Только один-единственный раз попыталась она вновь увидеться с ним после его возвращения в Корсчюрку. И, когда это не удалось, она была даже скорее довольна. Ей не хотелось, чтобы эта встреча принесла разочарование, а если бы она не была разочарованием, тем менее Шарлотта желала, чтобы эта встреча состоялась.
Но, не желая встретиться с Карлом-Артуром, она не могла не следить за ним с истинно материнскою заботой. От пасторши она узнавала о внешней стороне его жизни — о его женитьбе и доме, об опасном влиянии Теи и о добродетелях его жены. Никто не радовался более, чем она, тому, что он за последнюю зиму, казалось бы, вернул уважение и преданность прихожан, и полагали даже, что он имеет немало заслуг и прослужил достаточно долго, чтобы занять в Корсчюрке место достопочтенного Форсиуса.
Шарлотта, у которой после замужества появилась дурная привычка поздно вставать, на следующий день вышла только к завтраку. Пасторша к тому времени была на ногах уже несколько часов. Она обошла усадьбу, постояла у калитки, созерцая любимый ею вид на озеро и церковь, потолковала с прохожими и разузнала все новости.
— Ты только подумай, Шарлотта, — сказала она, — что натворил этот Карл-Артур! Я люблю его, ничего не поделаешь, однако он, как всегда, верен себе!
Затем она рассказала, что Карл-Артур совершил ужасную глупость, позволив десяти ребятишкам уехать от него.
Шарлотта сидела, как громом пораженная. Она уже не раз убеждалась в том, что помогать Карлу-Артуру бесполезно.

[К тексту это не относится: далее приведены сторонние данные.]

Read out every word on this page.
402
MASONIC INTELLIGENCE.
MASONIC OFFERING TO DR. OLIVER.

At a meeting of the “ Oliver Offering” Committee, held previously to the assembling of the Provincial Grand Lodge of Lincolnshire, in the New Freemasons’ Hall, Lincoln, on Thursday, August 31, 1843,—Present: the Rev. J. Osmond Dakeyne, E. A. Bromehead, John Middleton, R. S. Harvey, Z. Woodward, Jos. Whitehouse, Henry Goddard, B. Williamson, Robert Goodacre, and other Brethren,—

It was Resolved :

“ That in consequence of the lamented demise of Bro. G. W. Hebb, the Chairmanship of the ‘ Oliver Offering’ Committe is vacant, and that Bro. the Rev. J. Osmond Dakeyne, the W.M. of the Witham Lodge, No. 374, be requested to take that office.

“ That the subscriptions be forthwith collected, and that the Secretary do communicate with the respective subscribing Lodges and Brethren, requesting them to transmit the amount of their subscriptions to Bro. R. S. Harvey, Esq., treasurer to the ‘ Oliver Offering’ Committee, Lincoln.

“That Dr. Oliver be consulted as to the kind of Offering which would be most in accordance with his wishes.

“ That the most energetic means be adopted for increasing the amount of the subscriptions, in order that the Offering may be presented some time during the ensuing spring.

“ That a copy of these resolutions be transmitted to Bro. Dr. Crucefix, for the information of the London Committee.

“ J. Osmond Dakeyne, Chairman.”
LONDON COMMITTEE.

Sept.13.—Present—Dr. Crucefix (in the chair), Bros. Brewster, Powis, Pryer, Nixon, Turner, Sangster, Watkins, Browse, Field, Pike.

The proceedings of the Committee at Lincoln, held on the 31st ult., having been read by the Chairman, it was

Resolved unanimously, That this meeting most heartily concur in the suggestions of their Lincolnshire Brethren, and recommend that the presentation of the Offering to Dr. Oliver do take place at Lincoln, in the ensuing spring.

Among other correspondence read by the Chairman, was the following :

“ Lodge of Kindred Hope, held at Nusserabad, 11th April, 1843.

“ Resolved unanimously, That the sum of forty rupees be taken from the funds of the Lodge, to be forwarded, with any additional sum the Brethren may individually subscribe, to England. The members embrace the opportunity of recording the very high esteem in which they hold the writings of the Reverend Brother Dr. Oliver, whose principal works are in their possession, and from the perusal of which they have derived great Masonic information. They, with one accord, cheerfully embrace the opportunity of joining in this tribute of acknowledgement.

Какая-то сила неумолимо вела его к погибели.
— Ну, разве это не несчастье? — продолжала пасторша. — Что до меня, так я титулов не имею и даже самого жалкого экзамена на звание пастора не держала, однако понимаю, что я-то уж скорее бы в тюрьму села, чем позволила бы отобрать от меня детей.
— Он, верно, не вынес всего этого, — сказала Шарлотта, которая внезапно вспомнила свой визит в кухню Карла-Артура. — Тяжелый воздух, шум, сваленный в кучу инструмент, кровати и люди.
— Не вынес! — сказала пасторша с презрительной гримасой. — Будто люди не привыкают и к худшему! Каких бы глупостей он ни натворил, было похоже на то, что господь Бог хотел помочь ему. Истинно говорю тебе, если бы он не отдал детей, доживать бы ему дни свои пастором в Корсчюрке.